A few thoughts from several days of staring at these charts; I’m going to focus on the tests that generate the most email. Because Talos generates so much email, developers are prone to ignore it. And that’s not what we want them to do: getting a Talos email should be cause for consternation or celebration, not callous indifference. By focusing on the tests that generate the most email at first, we’ll weed out the bulk of the redundancy in Talos emails.
Having said that:
- The Dromaeo tests are very noisy. I understand they’re important, and we ought to have some way of testing JS/DOM/CSS performance. But consider the FF17 Dromaeo DOM tests: we can see three different changesets causing 6-7% swings in these tests. And those changesets don’t touch code anywhere near the JS/DOM bits being tested! If we’re going to keep these tests, we need to find some way of making them more stable.
- Trace Malloc Allocs/MaxHeap/Leaks all send too much email for trivial changes: they’re often telling you about changes of tenths or even hundredths of a percent (to four significant digits!). I understand that many small changes eventually accumulate into big ones, but this seems a little excessive. There should be some sort of threshold, say a ~2% change either way, before warning emails get sent.
- The Number of Constructors…numbers have been identical across x86 and x86-64 Linux the last three release cycles and the numbers keep going up. In the abstract, sure, x86 and x86-64 can have different behavior, but in practice, we just don’t add static constructors dependent on the word size of the platform. We should cut this back to one platform at the very least, and consider setting a threshold here as well.
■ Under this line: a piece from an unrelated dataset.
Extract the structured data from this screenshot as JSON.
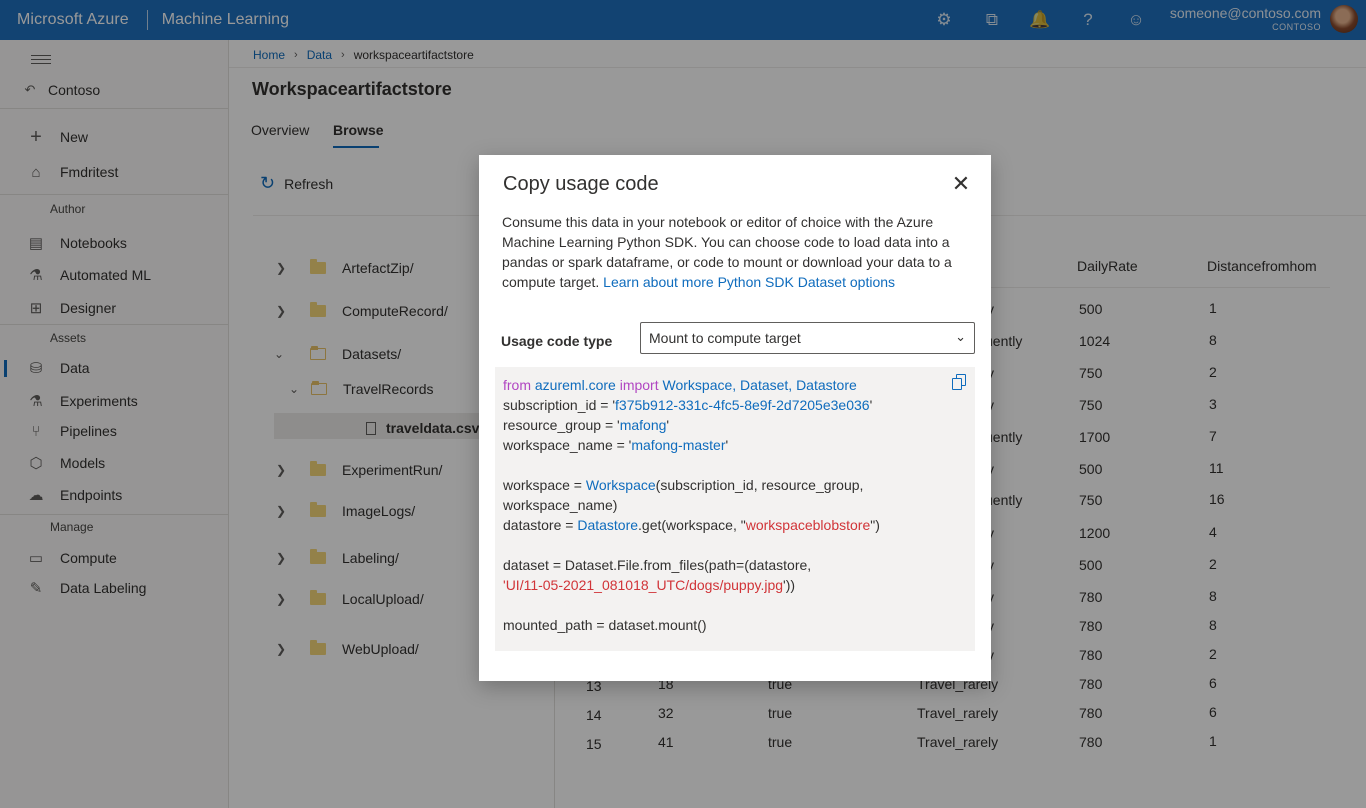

- The Tp5 No Network Row Major MozAfterPaint tests all generate a lot of email; it’s a bit of a tossup as to which one is going to stand out. Some of the numbers may be skewed due to DLBI’s cycles of landing and backouts, too. I will say that the more detailed tests, measuring Private Bytes, Main RSS, Content RSS, and %CPU, don’t identify regression candidates that our other tests don’t catch and are therefore not that useful.
- a11y Row Major MozAfterPaint has the same problem: it’s meant to identify issues in the a11y implementation, but more often than not, winds up complaining about regressions that other tests have already caught for us.
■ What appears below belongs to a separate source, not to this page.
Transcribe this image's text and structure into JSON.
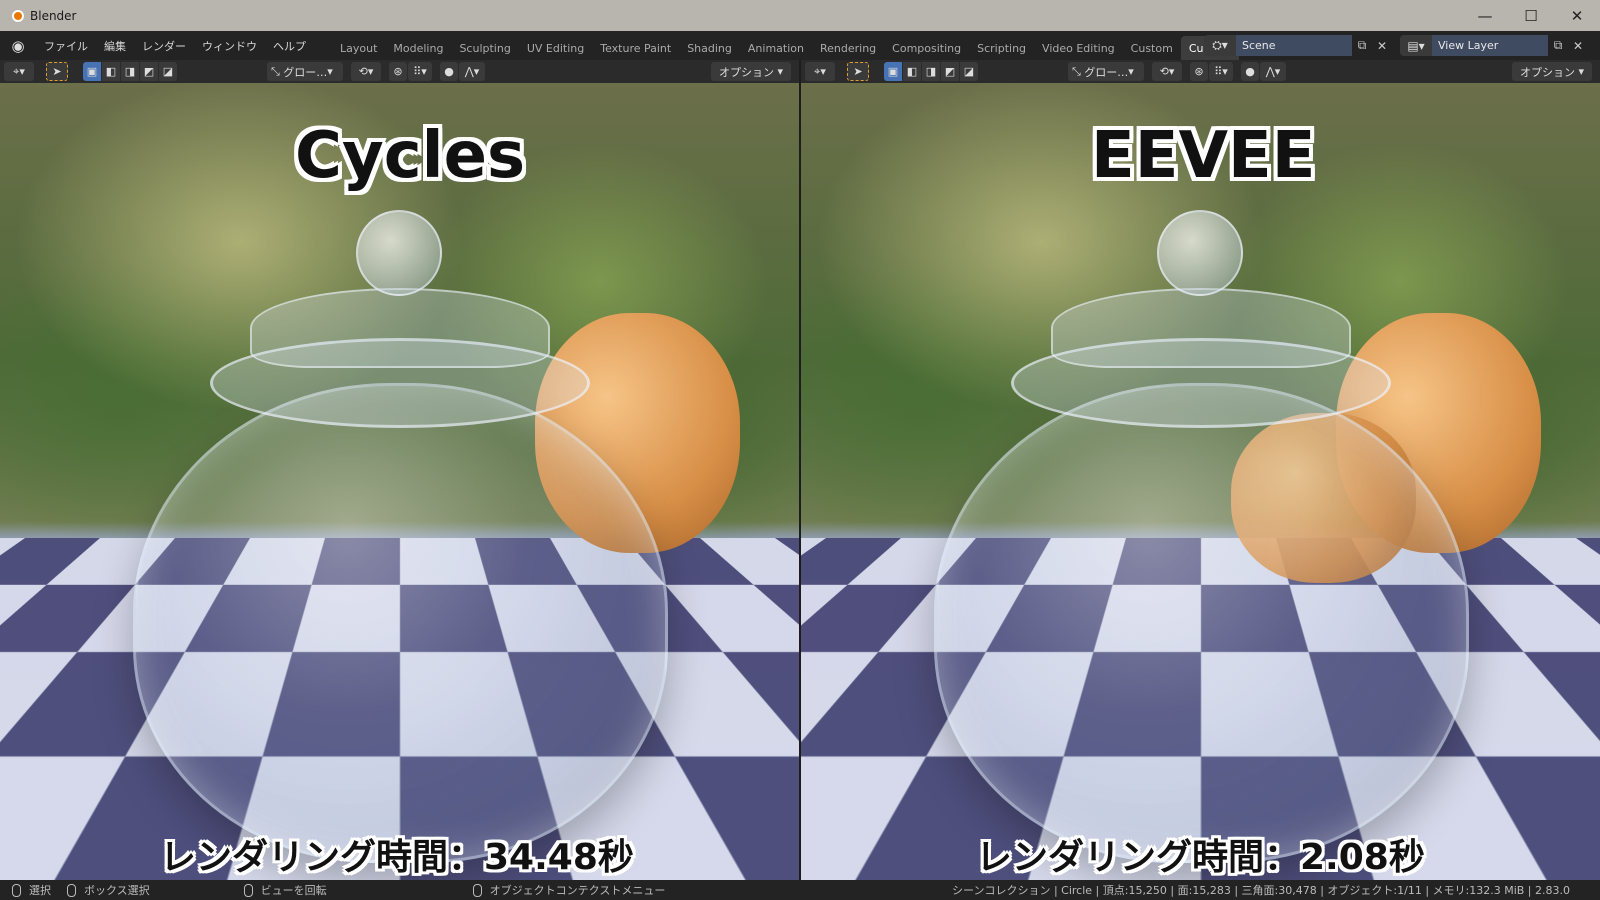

All that is to say we could cut down the amount of email significantly with a couple of simple changes:
- Set thresholds before email alerts are sent for the Trace Malloc tests;
- Pick x86-64 or x86 Linux for Number of Constructors, possibly set a threshold here too;
- Remove the specific measurements in the Tp5 test.
Other ideas:
- The above analysis was only for Mozilla-Inbound; there are of course statistics from other trees that are sent to dev-tree-management. Maybe it’s worth splitting dev-tree-management up? Must compute statistics on what trees generate the most mail to the list.
- The graphserver links sent in the emails are helpful; it would be even better if they featured multiple platforms. That way developers would have an easy(ier) way of assessing the usefulness of pursuing a given regression.
- It’d be even better if regression emails weren’t sent unless there were regressions on multiple platforms. This would be a little tricky.